Paul
Goble
Staunton, October 13 – Russian penal
institutions have become a major incubator of antibiotic resistance tuberculosis,
from which this most difficult to treat disease then spreads to the population
at large. The reason there are so many cases of tuberculosis among those
incarcerated is that Russian jailors routinely use cold as their punishment of
choice.
Putting prisoners in “the cooler,”
Azret Shavayev of “Kavkazskaya politika” says, works for the jailors because it
leaves no marks of torture which might land them in trouble and because the
prevailing view of Russians and of jailors that the purpose of imprisonment is
to punish rather than to rehabilitate (kavpolit.com/articles/tuberkulez_shagaet_po_strane-20434/).
And this situation is exacerbated,
of course, by cutbacks in medical services for the Russian population under the
terms of Vladimir Putin’s “optimization” scheme and by the view among some that
those who contracted an illness in prison are simply being punished and need
not be helped.
Moscow routinely takes public pride
in having committed itself to the UN program of eradicating tuberculosis of all
kinds by 2034, but in fact, Shavayev says, the Russian authorities have done
little to reach that goal and almost nothing at all in the penal system where
tuberculosis remains rife.
Russian officials “shamelessly
conceal the fact from foreign doctors and scholars that the goals and tasks of the
Russian Penal System” are completely at odds with those of the international
health system because “the goal of health care is to cure while the goal of
many Russian penal institutions is to crush.”
According to official Russian
government statistics, the penal system has 10 percent of the total number of
TB cases in Russia, but that is far too low.
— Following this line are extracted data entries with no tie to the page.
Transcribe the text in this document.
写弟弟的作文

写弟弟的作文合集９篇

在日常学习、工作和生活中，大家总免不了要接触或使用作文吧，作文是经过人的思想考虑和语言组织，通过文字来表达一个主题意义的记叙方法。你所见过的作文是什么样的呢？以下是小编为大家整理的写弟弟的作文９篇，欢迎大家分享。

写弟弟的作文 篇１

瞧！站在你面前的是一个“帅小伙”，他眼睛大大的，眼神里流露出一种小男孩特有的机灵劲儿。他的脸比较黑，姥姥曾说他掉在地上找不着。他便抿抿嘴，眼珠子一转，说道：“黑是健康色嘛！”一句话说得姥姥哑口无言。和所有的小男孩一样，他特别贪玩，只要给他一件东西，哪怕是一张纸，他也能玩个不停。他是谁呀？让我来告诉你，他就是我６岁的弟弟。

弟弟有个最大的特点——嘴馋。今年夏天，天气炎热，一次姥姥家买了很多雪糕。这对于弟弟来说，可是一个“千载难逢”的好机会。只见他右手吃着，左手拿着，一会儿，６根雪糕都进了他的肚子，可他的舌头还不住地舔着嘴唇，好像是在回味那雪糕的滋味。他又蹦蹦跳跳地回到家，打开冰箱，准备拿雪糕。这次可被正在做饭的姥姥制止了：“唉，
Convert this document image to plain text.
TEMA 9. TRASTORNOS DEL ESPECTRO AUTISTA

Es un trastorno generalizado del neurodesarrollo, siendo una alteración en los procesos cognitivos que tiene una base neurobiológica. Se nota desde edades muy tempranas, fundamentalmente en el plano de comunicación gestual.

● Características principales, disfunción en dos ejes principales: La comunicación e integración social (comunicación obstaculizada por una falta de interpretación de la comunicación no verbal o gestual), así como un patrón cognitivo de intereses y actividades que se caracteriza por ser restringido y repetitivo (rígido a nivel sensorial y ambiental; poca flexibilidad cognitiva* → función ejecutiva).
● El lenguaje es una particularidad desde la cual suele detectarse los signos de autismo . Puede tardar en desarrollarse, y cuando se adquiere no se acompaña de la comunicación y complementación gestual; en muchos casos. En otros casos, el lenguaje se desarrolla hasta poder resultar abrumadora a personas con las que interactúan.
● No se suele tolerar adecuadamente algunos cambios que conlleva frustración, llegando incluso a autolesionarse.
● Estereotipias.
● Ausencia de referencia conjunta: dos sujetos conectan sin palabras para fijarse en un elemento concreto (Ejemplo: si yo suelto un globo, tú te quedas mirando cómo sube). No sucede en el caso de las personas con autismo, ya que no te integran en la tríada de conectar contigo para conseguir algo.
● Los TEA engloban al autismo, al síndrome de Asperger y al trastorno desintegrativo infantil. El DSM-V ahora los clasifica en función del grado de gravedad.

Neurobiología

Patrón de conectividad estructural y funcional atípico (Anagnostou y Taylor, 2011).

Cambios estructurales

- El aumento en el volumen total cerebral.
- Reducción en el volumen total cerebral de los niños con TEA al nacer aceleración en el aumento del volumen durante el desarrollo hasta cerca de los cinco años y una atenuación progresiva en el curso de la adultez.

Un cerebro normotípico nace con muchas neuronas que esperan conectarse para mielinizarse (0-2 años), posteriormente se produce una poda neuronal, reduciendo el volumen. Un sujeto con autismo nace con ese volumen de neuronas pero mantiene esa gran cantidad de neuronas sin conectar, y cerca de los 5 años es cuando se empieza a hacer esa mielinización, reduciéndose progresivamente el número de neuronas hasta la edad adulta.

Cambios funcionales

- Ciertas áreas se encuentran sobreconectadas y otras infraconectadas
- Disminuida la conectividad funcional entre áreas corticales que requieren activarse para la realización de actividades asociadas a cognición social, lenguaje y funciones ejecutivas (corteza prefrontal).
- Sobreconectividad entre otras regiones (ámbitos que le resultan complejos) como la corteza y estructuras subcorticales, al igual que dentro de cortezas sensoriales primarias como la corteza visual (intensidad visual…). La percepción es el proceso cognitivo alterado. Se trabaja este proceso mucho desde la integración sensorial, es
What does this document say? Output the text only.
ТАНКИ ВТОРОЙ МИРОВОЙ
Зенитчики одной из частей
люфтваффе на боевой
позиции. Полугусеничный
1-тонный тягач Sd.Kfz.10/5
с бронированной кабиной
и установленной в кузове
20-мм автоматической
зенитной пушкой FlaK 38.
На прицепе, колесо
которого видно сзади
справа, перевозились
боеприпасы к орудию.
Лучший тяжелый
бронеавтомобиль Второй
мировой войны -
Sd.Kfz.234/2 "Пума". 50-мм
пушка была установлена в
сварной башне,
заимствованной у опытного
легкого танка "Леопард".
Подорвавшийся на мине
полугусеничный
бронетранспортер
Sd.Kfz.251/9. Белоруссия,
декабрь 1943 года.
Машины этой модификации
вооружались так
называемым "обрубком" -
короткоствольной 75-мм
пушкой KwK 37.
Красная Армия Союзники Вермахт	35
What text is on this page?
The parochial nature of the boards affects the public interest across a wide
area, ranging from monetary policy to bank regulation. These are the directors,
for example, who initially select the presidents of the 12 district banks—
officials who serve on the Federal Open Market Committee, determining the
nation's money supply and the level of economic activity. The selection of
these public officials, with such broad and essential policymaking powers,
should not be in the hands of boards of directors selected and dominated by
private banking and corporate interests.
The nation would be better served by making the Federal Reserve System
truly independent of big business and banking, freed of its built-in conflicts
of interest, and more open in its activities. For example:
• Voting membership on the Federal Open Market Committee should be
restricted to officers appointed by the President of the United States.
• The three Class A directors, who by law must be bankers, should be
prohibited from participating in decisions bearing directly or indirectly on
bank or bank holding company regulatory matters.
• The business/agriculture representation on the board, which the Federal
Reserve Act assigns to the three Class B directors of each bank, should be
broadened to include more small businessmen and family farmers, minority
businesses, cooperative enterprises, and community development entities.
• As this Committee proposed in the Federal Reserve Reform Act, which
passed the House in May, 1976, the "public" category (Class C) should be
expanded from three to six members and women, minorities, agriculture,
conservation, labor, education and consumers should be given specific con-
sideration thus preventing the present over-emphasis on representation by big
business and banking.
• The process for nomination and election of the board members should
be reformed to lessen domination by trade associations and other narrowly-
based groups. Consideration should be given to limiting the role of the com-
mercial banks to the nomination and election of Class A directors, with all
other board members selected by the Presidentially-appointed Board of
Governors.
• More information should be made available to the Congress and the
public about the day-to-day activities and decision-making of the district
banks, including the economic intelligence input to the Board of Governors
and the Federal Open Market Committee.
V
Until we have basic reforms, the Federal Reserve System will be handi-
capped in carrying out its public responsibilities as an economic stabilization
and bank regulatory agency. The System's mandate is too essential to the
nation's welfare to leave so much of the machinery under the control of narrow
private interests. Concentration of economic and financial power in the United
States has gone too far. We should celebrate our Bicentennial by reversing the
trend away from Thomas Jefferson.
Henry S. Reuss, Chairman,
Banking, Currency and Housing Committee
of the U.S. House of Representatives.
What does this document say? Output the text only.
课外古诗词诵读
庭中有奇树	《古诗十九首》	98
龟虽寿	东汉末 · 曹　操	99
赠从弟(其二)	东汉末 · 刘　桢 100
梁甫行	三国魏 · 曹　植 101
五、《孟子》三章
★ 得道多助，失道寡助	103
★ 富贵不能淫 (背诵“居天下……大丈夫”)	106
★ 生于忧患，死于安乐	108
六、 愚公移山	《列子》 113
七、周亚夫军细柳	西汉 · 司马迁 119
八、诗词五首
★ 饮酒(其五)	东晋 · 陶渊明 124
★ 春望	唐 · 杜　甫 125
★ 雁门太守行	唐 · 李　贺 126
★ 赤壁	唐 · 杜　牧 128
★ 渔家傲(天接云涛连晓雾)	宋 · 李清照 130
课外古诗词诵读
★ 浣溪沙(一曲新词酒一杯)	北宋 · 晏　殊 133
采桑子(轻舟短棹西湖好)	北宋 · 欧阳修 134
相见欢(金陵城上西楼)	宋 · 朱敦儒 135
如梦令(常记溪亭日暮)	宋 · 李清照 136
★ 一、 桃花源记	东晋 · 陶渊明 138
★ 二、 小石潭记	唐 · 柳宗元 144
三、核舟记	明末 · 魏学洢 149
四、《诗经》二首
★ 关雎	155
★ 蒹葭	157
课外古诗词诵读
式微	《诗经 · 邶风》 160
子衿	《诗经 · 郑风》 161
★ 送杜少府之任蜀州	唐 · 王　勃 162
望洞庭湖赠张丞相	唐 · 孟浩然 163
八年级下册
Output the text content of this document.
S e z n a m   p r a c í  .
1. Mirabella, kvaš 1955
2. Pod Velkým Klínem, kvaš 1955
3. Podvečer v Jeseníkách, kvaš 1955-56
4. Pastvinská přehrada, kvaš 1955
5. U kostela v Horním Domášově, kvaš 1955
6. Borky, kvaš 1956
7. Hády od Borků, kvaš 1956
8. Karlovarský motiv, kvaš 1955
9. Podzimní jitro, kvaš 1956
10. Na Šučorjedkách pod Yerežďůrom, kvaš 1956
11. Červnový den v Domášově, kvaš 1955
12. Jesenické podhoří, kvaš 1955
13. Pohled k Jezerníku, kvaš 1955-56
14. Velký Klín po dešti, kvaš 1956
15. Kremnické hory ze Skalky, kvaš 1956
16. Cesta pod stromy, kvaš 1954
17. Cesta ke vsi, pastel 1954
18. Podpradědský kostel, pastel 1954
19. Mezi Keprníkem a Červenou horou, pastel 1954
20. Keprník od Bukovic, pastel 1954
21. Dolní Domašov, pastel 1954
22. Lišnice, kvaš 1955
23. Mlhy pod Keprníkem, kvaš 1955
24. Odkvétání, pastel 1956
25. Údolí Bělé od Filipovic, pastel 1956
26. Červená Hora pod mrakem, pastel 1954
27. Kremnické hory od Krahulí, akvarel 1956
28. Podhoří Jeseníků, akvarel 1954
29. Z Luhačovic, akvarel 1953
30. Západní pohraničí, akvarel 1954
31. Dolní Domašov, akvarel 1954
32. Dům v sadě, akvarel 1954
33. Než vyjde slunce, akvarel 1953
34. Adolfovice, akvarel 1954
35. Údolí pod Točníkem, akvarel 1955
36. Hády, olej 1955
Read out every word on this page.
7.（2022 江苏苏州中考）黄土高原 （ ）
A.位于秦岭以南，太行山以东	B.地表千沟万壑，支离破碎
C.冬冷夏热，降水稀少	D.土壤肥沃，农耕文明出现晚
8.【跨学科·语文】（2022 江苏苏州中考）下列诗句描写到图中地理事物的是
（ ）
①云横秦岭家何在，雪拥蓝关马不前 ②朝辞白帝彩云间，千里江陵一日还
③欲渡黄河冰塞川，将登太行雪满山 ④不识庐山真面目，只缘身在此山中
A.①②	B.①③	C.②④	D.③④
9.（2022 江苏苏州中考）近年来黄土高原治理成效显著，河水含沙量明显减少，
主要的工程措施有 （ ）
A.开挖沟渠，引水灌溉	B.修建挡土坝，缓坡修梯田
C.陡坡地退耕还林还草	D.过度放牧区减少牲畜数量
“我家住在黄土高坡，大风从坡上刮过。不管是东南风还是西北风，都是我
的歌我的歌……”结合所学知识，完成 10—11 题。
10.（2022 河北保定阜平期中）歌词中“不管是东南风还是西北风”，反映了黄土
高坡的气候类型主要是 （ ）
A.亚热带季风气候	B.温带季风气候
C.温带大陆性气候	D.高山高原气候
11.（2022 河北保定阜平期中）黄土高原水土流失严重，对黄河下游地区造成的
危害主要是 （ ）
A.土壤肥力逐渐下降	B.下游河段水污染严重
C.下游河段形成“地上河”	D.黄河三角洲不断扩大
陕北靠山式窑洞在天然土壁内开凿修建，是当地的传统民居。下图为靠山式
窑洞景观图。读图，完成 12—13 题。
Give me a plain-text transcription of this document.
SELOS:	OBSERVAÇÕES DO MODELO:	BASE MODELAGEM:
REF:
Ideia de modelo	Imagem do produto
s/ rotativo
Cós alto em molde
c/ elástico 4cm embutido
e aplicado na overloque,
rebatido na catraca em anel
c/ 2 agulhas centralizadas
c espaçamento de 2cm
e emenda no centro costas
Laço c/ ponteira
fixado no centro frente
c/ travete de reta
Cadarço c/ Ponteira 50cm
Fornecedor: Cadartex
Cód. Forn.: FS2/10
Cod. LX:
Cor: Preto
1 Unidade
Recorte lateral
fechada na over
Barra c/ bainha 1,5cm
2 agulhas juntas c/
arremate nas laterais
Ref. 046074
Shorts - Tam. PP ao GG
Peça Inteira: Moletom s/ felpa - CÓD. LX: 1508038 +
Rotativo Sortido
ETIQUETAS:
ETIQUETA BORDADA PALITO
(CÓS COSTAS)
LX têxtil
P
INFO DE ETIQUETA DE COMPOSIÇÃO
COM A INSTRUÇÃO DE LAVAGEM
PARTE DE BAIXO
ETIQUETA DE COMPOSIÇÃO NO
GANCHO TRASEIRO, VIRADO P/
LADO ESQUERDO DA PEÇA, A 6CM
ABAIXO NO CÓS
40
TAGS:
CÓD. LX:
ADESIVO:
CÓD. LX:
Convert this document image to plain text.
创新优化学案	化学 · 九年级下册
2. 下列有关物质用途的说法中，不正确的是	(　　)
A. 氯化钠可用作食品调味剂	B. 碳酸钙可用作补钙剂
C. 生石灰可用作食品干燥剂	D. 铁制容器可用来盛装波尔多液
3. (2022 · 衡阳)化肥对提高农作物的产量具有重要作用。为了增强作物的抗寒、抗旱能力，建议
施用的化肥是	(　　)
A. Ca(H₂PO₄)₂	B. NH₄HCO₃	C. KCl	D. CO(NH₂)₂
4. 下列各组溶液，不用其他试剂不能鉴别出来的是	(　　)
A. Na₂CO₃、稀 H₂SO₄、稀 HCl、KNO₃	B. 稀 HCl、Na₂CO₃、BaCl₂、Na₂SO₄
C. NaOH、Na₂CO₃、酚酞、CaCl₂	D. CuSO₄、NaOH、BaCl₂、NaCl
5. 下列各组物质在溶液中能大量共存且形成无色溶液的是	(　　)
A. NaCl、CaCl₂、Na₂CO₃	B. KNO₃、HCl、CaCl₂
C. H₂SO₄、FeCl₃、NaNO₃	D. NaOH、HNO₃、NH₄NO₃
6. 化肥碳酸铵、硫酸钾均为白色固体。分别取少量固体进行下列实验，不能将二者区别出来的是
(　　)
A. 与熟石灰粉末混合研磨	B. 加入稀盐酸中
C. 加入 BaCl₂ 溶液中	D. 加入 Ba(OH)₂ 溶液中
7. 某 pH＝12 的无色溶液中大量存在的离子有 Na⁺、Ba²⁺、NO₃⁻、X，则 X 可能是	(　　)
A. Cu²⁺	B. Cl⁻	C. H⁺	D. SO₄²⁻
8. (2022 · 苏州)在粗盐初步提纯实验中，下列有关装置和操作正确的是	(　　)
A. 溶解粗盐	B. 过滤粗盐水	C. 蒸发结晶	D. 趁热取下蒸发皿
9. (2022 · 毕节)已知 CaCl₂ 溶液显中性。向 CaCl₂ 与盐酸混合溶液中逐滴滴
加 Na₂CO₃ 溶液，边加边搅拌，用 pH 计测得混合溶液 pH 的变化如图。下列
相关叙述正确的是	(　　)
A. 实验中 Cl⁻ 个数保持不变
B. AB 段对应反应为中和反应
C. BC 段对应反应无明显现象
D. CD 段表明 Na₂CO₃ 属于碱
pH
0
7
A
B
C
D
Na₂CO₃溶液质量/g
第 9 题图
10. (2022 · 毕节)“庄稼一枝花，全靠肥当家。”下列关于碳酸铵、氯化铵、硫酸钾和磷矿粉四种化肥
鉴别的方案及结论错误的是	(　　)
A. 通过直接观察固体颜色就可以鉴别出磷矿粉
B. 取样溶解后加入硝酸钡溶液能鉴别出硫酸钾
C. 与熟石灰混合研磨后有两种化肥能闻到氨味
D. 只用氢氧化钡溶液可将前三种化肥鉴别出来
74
The real number is 1.5 to 2 times
greater, Shavayev says. Moreover,
prisoners often spread the disease to relatives and close friends.
And so by the most crude accounting,
he continues, the Russian prison system is ultimately responsible for half of the
tuberculosis cases in the country.
That “contribution” could be reduced
if the authorities built new prisons, provided more medical care for prisoners,
and changed both laws and administrative rules governing the treatment of those
incarcerated. But until the mentality of
Russian jailors is changed, the situation almost certainly will remain dire.
The jailors aren’t the only ones
responsible for the spread of tuberculosis. Officials who supervise them and a
public which is indifferent to or even supportive of their harshness also are
to blame. And because putting prisoners
in “coolers” without sufficient food or clothing as punishment makes them sick
without leaving other marks, jailors will see that as ideal.
In fact, “coolers” are a form of
torture, Shavayev says, and they do leave a mark: prisoners sick with
tuberculosis and soon to spread that disease to others.